Victim Support branches vote to form single charity

The ninety members of the Victim Support federation in England and Wales have voted overwhelmingly to form a single national charity following Government demands for greater accountability.

The member charities, which provide support services to victims of crime, voted by nine to one in favour of the merger at an extraordinary general meeting in London on Saturday.

Government funding, which accounts for three quarters of Victim Support income, has been frozen at £30m for three years. According to a Victim Support spokesman, the Government told the charity that that sum would not be increased until the charity could supply a clearer picture of what it was doing with the money.

The spokesman said: "There was a National Audit Office investigation a few years ago and although we came out of it fine, the Government was told they needed more robust facts and figures about what we were doing with their money. But we were finding it very difficult to provide that with the federal structure."

The spokesman said a number of long-standing internal factors had also been "every bit as important" in the merger decision, such as a desire to minimise "duplication of effort" and to speed up decision-making, which currently can take up to a year.

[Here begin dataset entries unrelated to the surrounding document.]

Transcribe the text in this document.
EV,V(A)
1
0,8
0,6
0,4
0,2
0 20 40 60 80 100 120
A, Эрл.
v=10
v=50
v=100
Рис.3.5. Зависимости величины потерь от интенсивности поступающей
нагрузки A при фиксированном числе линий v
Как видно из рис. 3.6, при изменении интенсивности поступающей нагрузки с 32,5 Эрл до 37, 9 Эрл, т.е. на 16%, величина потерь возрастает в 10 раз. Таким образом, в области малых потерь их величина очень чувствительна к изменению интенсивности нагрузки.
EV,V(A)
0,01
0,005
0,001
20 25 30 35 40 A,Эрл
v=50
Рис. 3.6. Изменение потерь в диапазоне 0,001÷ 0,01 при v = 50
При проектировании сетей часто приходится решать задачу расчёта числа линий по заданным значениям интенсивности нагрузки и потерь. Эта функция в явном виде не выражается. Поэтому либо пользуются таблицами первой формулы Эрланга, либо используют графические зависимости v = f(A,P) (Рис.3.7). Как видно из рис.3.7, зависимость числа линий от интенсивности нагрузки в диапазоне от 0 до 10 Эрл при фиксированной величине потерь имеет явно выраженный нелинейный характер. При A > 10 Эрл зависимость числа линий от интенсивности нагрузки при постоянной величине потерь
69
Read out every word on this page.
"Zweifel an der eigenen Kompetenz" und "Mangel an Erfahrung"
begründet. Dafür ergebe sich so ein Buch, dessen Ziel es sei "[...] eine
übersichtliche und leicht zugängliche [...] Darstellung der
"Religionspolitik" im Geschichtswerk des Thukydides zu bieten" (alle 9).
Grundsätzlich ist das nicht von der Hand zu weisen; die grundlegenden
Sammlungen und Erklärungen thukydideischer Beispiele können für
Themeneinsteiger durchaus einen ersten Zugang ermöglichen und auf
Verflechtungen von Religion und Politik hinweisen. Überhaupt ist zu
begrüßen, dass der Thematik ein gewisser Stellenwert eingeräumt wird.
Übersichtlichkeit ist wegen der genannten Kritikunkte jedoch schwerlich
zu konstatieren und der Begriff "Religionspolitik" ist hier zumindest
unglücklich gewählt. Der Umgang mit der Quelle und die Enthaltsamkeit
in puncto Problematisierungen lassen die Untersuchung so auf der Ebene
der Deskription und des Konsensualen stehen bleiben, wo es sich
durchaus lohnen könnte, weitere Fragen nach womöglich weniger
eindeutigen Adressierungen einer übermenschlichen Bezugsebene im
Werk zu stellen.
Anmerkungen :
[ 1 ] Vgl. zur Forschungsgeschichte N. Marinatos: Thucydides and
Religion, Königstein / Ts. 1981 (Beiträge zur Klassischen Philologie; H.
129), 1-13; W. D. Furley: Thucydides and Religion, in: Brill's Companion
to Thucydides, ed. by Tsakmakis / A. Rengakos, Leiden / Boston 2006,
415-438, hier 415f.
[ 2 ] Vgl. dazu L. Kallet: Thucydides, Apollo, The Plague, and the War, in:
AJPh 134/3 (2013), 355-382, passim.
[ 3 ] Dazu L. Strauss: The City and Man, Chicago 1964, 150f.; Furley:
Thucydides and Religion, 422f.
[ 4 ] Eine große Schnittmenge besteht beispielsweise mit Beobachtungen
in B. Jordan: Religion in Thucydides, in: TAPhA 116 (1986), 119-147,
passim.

Chief executive Gillian Guy said: "As a single national charity we will have greater focus, be more responsive to changes and opportunities in the environment, and make better use of our pooled resources."

The charity also hopes the merger will also improve its bid to deliver the ‘enhanced services' for victims of crime mooted in the 2005 Green Paper Rebuilding lives: supporting victims of crime.

It had already begun "restructuring" at its national office in anticipation of the merger, a process that will see its 90 staff there reduced to 40. The spokesman said: "Delivering services and managing them nationally requires a different skill set and structure."

Victim Support, which has around 9,000 volunteers working in the community and in courts, began as a single charity operating in the Bristol area in 1974. Its 300 local schemes merged in the late 1990s to form the current federation of almost 90 separate charities.

Those charities will now dissolve and merge with the national body, which will adopt a new Memorandum and Articles of Association. The charity hopes the process will by complete by July 2008.